We found that the healthy siblings exhibit unique connectivities within left regions of the DMN. For instance, connectivities have been associated with the left ACC. Previous sMRI studies demonstrated that white matter integrities in the left ACC are different in patients with schizophrenia and their healthy siblings [47]. An interesting observation is that connectivities related to the ACC were also identified in the state patterns. Because the ACC is critical for cognitive functions, an explanation for our findings could be that the ACC dysfunction may associate with the neuropathology of schizophrenia, whereas healthy siblings might benefit from the unique connectivities related to the left ACC compared with schizophrenic patients. Cautiously, we extended this explanation and came to the conclusion that the unique connectivities related to the left regions of the DMN might compensate for an increased genetic risk to develop schizophrenia for healthy siblings.

Limitations

Due to the limited sample size and the relatively low classification accuracy, our findings need to be confirmed with a larger sample size in the future.

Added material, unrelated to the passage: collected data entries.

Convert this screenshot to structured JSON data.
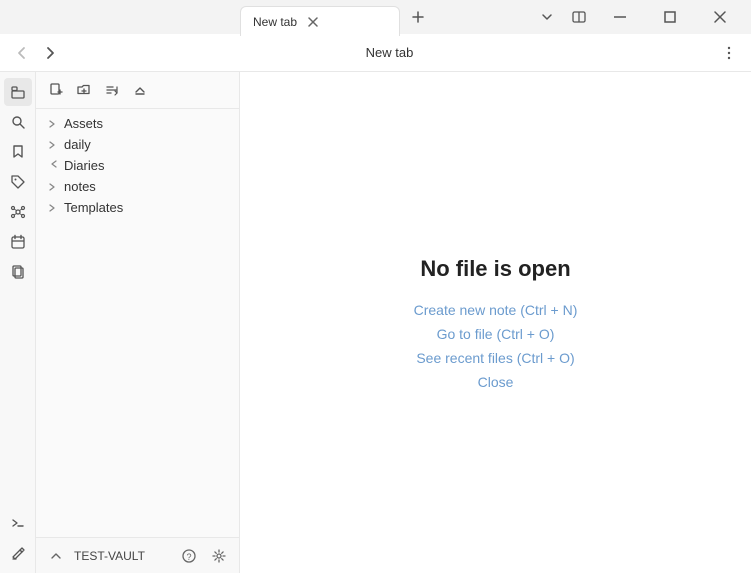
{
  "titlebar": {
    "tab_label": "New tab",
    "new_tab_icon": "+",
    "close_tab_icon": "✕",
    "split_icon": "⊡",
    "minimize_icon": "—",
    "maximize_icon": "□",
    "close_win_icon": "✕",
    "chevron_down": "˅",
    "split_view": "⊟"
  },
  "navbar": {
    "title": "New tab",
    "back_icon": "←",
    "forward_icon": "→",
    "menu_icon": "⋯"
  },
  "sidebar_icons": [
    {
      "name": "sidebar-icon-files",
      "icon": "folder",
      "active": true
    },
    {
      "name": "sidebar-icon-search",
      "icon": "search"
    },
    {
      "name": "sidebar-icon-bookmarks",
      "icon": "bookmark"
    },
    {
      "name": "sidebar-icon-tags",
      "icon": "tag"
    },
    {
      "name": "sidebar-icon-graph",
      "icon": "graph"
    },
    {
      "name": "sidebar-icon-calendar",
      "icon": "calendar"
    },
    {
      "name": "sidebar-icon-pages",
      "icon": "pages"
    },
    {
      "name": "sidebar-icon-terminal",
      "icon": "terminal"
    },
    {
      "name": "sidebar-icon-edit",
      "icon": "edit"
    }
  ],
  "explorer": {
    "toolbar": {
      "new_note": "new-note",
      "new_folder": "new-folder",
      "sort": "sort",
      "collapse": "collapse"
    },
    "tree": [
      {
        "label": "Assets",
        "expanded": false,
        "indent": 0
      },
      {
        "label": "daily",
        "expanded": false,
        "indent": 0
      },
      {
        "label": "Diaries",
        "expanded": true,
        "indent": 0
      },
      {
        "label": "notes",
        "expanded": false,
        "indent": 0
      },
      {
        "label": "Templates",
        "expanded": false,
        "indent": 0
      }
    ]
  },
  "vault": {
    "chevron": "⌃",
    "name": "TEST-VAULT",
    "help": "?",
    "settings": "⚙"
  },
  "content": {
    "no_file_title": "No file is open",
    "links": [
      {
        "label": "Create new note (Ctrl + N)",
        "name": "create-note-link"
      },
      {
        "label": "Go to file (Ctrl + O)",
        "name": "go-to-file-link"
      },
      {
        "label": "See recent files (Ctrl + O)",
        "name": "recent-files-link"
      },
      {
        "label": "Close",
        "name": "close-link"
      }
    ]
  }
}
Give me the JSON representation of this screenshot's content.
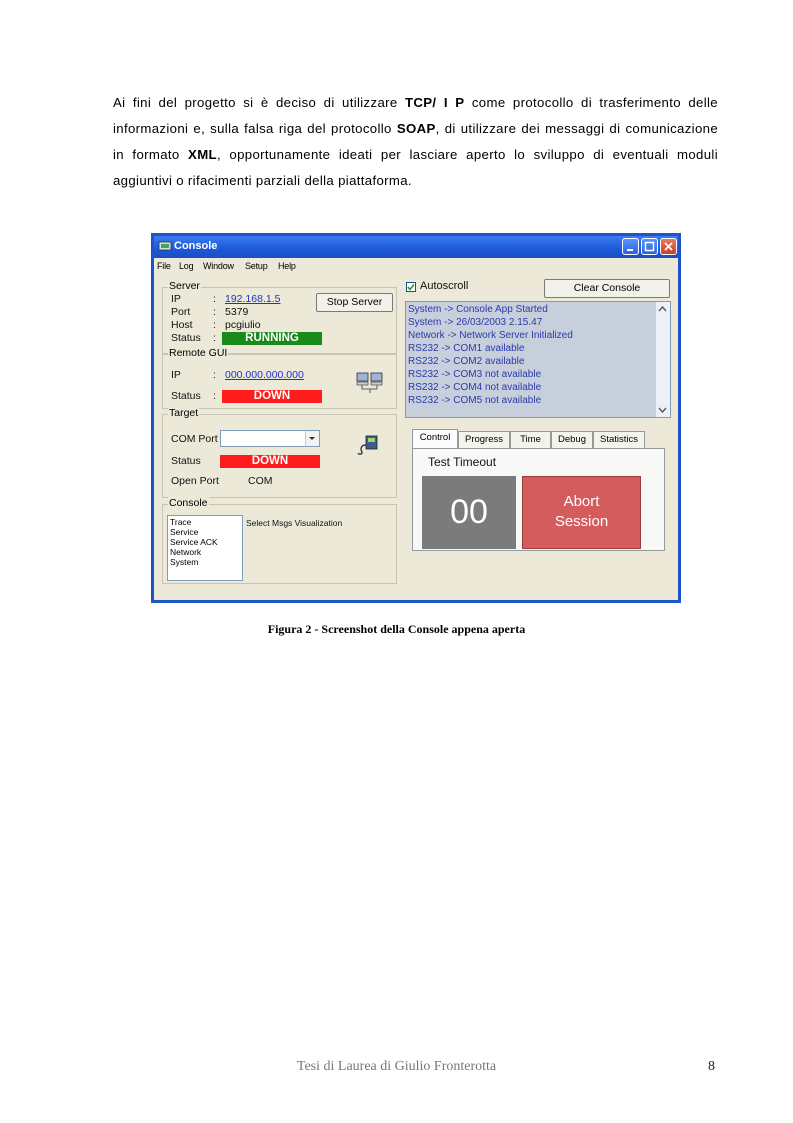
{
  "paragraph": {
    "p1": "Ai fini del progetto si è deciso di utilizzare ",
    "b1": "TCP/ I P",
    "p2": " come protocollo di trasferimento delle informazioni e, sulla falsa riga del protocollo ",
    "b2": "SOAP",
    "p3": ", di utilizzare dei messaggi di comunicazione in formato ",
    "b3": "XML",
    "p4": ", opportunamente ideati per lasciare aperto lo sviluppo di eventuali moduli aggiuntivi o rifacimenti parziali della piattaforma."
  },
  "window": {
    "title": "Console",
    "menu": [
      "File",
      "Log",
      "Window",
      "Setup",
      "Help"
    ],
    "server": {
      "label": "Server",
      "ip_label": "IP",
      "ip_value": "192.168.1.5",
      "port_label": "Port",
      "port_value": "5379",
      "host_label": "Host",
      "host_value": "pcgiulio",
      "status_label": "Status",
      "status_value": "RUNNING",
      "stop_button": "Stop Server",
      "colon": ":"
    },
    "remote_gui": {
      "label": "Remote GUI",
      "ip_label": "IP",
      "ip_value": "000.000.000.000",
      "status_label": "Status",
      "status_value": "DOWN",
      "colon": ":"
    },
    "target": {
      "label": "Target",
      "com_port_label": "COM Port",
      "status_label": "Status",
      "status_value": "DOWN",
      "open_port_label": "Open Port",
      "open_port_value": "COM"
    },
    "console_group": {
      "label": "Console",
      "options": [
        "Trace",
        "Service",
        "Service ACK",
        "Network",
        "System"
      ],
      "hint": "Select Msgs Visualization"
    },
    "autoscroll_label": "Autoscroll",
    "clear_button": "Clear Console",
    "console_lines": [
      "System  -> Console App Started",
      "System  -> 26/03/2003 2.15.47",
      "Network -> Network Server Initialized",
      "RS232   -> COM1 available",
      "RS232   -> COM2 available",
      "RS232   -> COM3 not available",
      "RS232   -> COM4 not available",
      "RS232   -> COM5 not available"
    ],
    "tabs": [
      "Control",
      "Progress",
      "Time",
      "Debug",
      "Statistics"
    ],
    "control": {
      "timeout_label": "Test Timeout",
      "timeout_value": "00",
      "abort_line1": "Abort",
      "abort_line2": "Session"
    },
    "colors": {
      "running": "#1a8a1a",
      "down": "#ff1c1c",
      "abort": "#d45c5c",
      "timer": "#7b7b7b"
    }
  },
  "caption": "Figura 2 - Screenshot della Console appena aperta",
  "footer": "Tesi di Laurea di Giulio Fronterotta",
  "page_number": "8"
}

Moreover, some of the patients with schizophrenia in this study were medicated. Previous studies suggest that antipsychotic treatments tend to change aberrant connectivity [41]. We are yet unable to exclude these possible effects of antipsychotic treatment.

Conclusions

Despite these limitations, our classification results, to some extent, suggested that the multiclass pattern analysis methods can capture discriminative resting-state functional connectivity patterns among schizophrenic patients, their healthy siblings and healthy controls. We identified three types of functional connectivity-based signatures: i) relating to the state of having schizophrenia, ii) reflecting the genetic vulnerability to develop schizophrenia, and iii) underlying special brain connectivities by which healthy siblings overcome the genetic risk for developing schizophrenia. Our preliminary investigation suggested that resting-state functional connectivity is a promising feature for the classification among the schizophrenic patients, their healthy siblings and the healthy controls. In addition, on the basis of our experimental results, we saw some indication of differences in functional connectivity patterns in the healthy siblings of schizophrenic patients compared to other healthy individuals who have no relations with the patients. Our conclusions need to be considered with caution and confirmed by further investigations.